Flower gardens are a great source of pride, and a vegetable garden is a way to stretch your budget and enjoy fresh produce. But growing a vegetable or flower garden involves more than dropping seeds into the ground. If you want an abundance of healthy plants, soil and fertilizer matter. This is one project that literally starts from the ground up. Does this Spark an idea?
Benefits
Chicken manure provides nitrogen, phosphorus and potassium to a garden. If collected daily or weekly, it will provide an ongoing ingredient for a compost pile. Once cured and added to the soil, the manure increases the capacity for the soil to maintain water and is an inexpensive fertilizer. If you live near a chicken farmer, he will most likely allow you free fertilizer if you collect and haul it.
Compost
Chicken manure must be composted before it can be used as fertilizer. The average curing time is between six to nine months, but it's best to allow the manure to compost for 12 months.
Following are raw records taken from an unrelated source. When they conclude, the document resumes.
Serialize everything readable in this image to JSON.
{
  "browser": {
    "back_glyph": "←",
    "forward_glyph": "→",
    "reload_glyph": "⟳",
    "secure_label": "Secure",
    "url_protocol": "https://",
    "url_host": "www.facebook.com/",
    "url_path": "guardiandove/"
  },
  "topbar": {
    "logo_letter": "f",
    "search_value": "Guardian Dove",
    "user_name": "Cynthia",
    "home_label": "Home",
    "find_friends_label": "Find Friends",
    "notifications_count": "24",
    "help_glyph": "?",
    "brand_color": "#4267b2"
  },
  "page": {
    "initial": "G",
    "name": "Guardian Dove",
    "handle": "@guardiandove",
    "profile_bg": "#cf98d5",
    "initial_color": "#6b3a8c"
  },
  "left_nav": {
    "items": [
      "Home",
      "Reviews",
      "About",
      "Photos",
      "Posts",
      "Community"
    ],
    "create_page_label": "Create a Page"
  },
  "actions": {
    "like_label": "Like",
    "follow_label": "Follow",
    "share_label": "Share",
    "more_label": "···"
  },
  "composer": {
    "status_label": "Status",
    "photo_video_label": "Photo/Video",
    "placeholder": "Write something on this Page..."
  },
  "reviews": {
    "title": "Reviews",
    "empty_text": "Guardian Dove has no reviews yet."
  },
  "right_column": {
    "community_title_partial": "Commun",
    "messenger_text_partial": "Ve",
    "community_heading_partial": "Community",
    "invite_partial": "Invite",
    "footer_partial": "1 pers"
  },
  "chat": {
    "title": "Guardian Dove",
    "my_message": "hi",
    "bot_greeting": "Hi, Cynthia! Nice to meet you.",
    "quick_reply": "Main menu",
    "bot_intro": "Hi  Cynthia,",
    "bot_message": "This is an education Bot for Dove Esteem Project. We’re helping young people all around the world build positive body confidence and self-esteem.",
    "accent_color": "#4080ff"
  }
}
The most basic recipe for compost is one part brown -- carbon -- to two parts green -- nitrogen. "Brown" refers to the bedding used for the chickens, such as dry leaves, sawdust or straw. Green is the actual chicken manure. Since chicken manure is high in nitrogen and will burn plants if not broken down, you can change the basic recipe to a combination more suitable to your plants' needs if necessary. The recipe can be changed to equal parts of green and brown, or two parts brown and one part green. Monitor the compost pile to maintain a temperature of 130 to 150 degrees Fahrenheit.
Garden
Prepare the garden site by tilling the soil and removing weeds. Apply the composted manure evenly over the garden and mix it thoroughly with the garden soil. Mixing can be done by hand with a garden spade or a tiller. Flowers and plants will thrive from the mixture of manure in your garden soil.
Warnings
Fresh or improperly composted chicken manure is not only harmful to plants but also to humans. Manure that is not completely composted could contain organisms and contaminate root produce, such as carrots, beets and radishes. The leaves on lettuce, spinach and other leafy plants can also be contaminated. Always wash vegetables before eating them raw, and wear gloves when gathering vegetables.